Wheeler was going about 200 mph during a test run when the back of the streamliner motorcycle started fish tailing, said Mike Cook, the event organizer who witnessed the incident. His motorcycle began to slide and then popped into the air and came crashing down on the caged section where Wheeler was seated, Cook said. Wheeler was alive when emergency crews extracted him from the car but died about four hours later at the hospital, Cook said.
"We all have real heavy hearts," said Cook, organizer of Mike Cook's Bonneville Shootout. "Land speed racing is one of the most family orientated sports there is the world."
Wheeler, an engineer from Arcadia, California, was known as an innovator and pioneer in the sport. He spent more than two decades building, fine-tuning and racing a motorcycle on which he reached speeds exceeding 300 mph, said Pat McDowell, a fellow racer and longtime friend. At one time, he held the land speed record for motorcycles, he said.
"He's was pretty much one of the legends of our sport," McDowell said. "He did it with his brain, not his wallet."

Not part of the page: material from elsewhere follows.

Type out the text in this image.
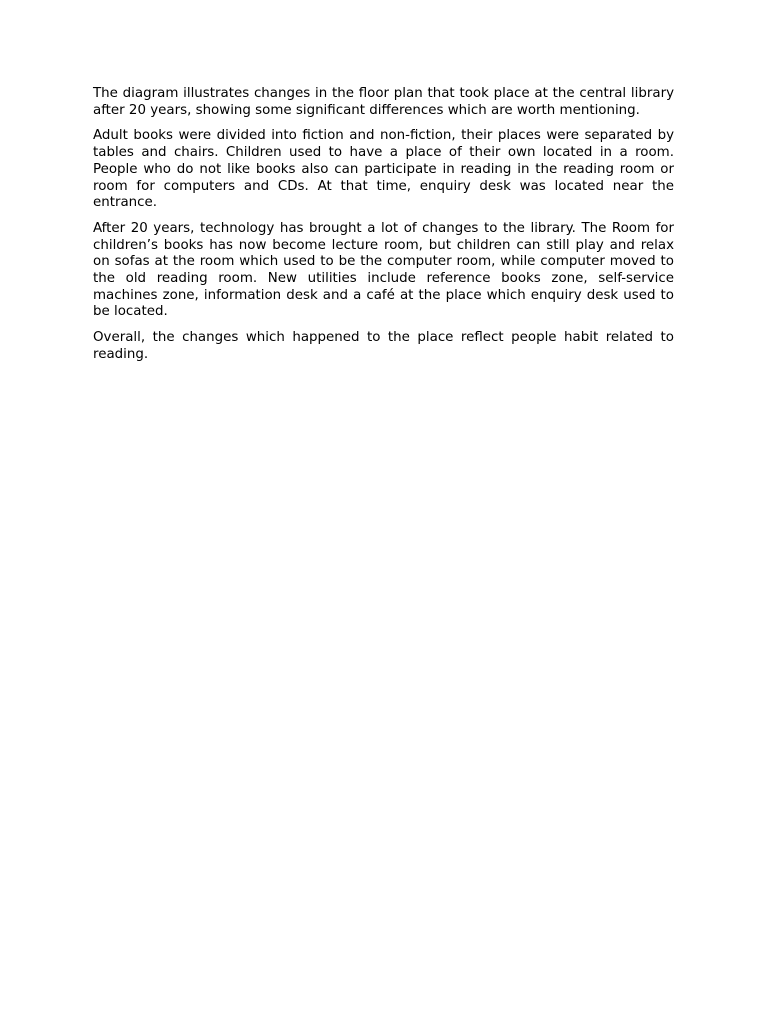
The diagram illustrates changes in the floor plan that took place at the central library after 20 years, showing some significant differences which are worth mentioning.

Adult books were divided into fiction and non-fiction, their places were separated by tables and chairs. Children used to have a place of their own located in a room. People who do not like books also can participate in reading in the reading room or room for computers and CDs. At that time, enquiry desk was located near the entrance.

After 20 years, technology has brought a lot of changes to the library. The Room for children’s books has now become lecture room, but children can still play and relax on sofas at the room which used to be the computer room, while computer moved to the old reading room. New utilities include reference books zone, self-service machines zone, information desk and a café at the place which enquiry desk used to be located.

Overall, the changes which happened to the place reflect people habit related to reading.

Wheeler was testing the motorcycle this week in anticipation of two big races in August and September at the Salt Flats. The site brings races from around the country to use the flat, glasslike surface to set speed records.
He had been working on the motorcycle in recent years with a goal of setting the motorcycle speed record and surpassing 400 mph, McDowell said.
"Everyone was rooting for him, even competitors," said McDowell, vice president of the Southern California Timing Association.
Wheeler was known for his ability to build and modify his motorcycle by himself. He was perfectionist who knew aerodynamics well, said Bill Lattin, president of the Southern California Timing Association, which is set to host a major racing event at the Salt Flats in August.
"He built that motorcycle by hand. Every single part on it," Lattin said. "He's been rebuilding it, making it stronger, faster and more aerodynamic."
He is survived by a wife and two children, said McDowell. Wheeler's family couldn't immediately be reached for comment.
McDowell, Cook and Lattin said Wheeler was a kind-hearted, laid-back man.
''He was the nicest guy in the world," Lattin said. "He would do anything for anybody.